Beyond measures to tap the export potential through investment, the IPR includes the broader policy objective of promoting inclusive growth and sustainable development. It underlines specific measures for spreading benefits to the country’s regions, creating employment and linkages with local suppliers, including by moving to full package manufacture in the textiles and garments industry, and extending benefits of tourism to areas outside the capital Yerevan.
The IPR also shows ways to deepen the high-technology sector and make Armenia a leading hub for innovation, data science and artificial intelligence. It outlines how to extend research and development capability in the pharmaceutical industry to transform a small generics industry into larger-scale manufacturing.

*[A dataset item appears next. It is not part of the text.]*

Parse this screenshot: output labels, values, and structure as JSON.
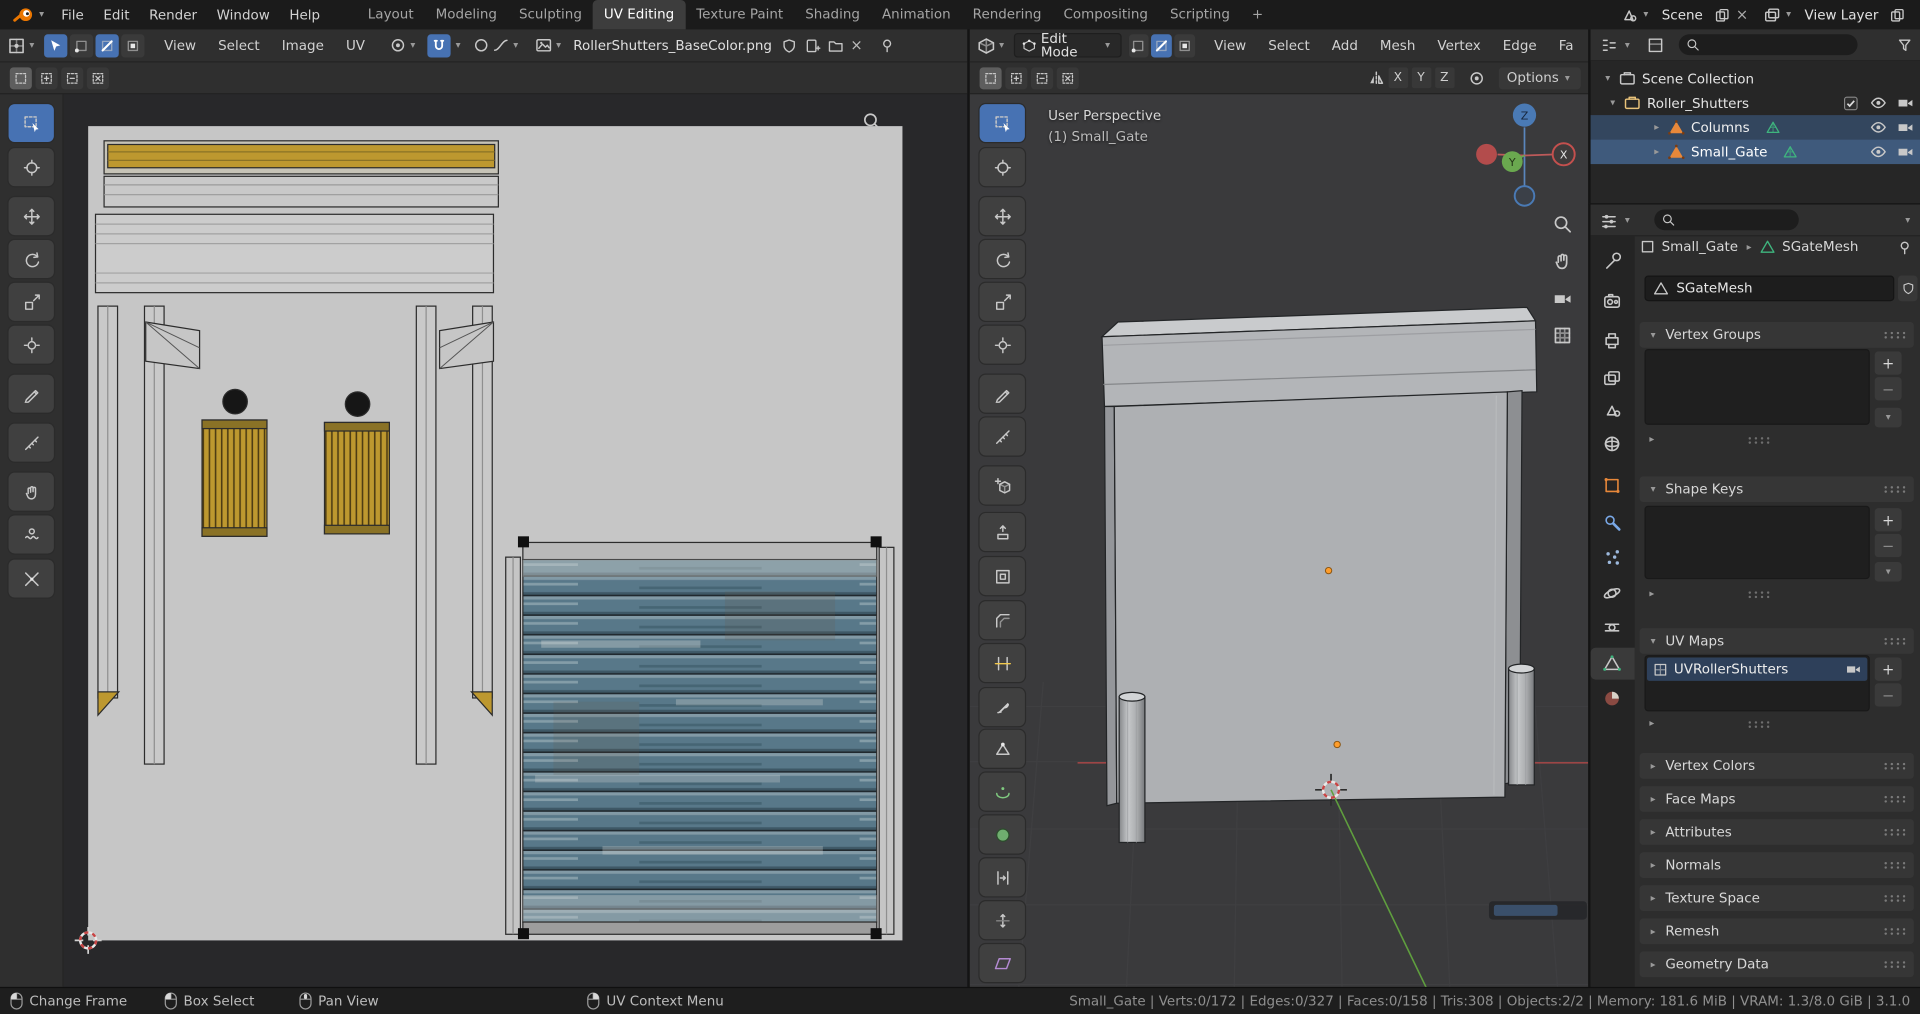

Investment in the target industries can come from a mix of sources, including domestic, FDI and joint ventures, and the diaspora, Armenia’s key competitive advantage, will continue to play a key role, the IPR says.
For each target industry, a tailored investment promotion strategy needs to envision sector-specific policy packages, including but not limited to tax policy measures and specific actions to improve the overall investment climate, concludes the IPR.
Over the last 20 years, UNCTAD has supported over 50 developing countries and countries with economies in transition by conducting investment policy reviews. It has also provided technical support to implement the reviews’ recommendations. Studies show the reviews have helped countries attract and benefit more from increased Foreign Direct Investment, while improving their business climate.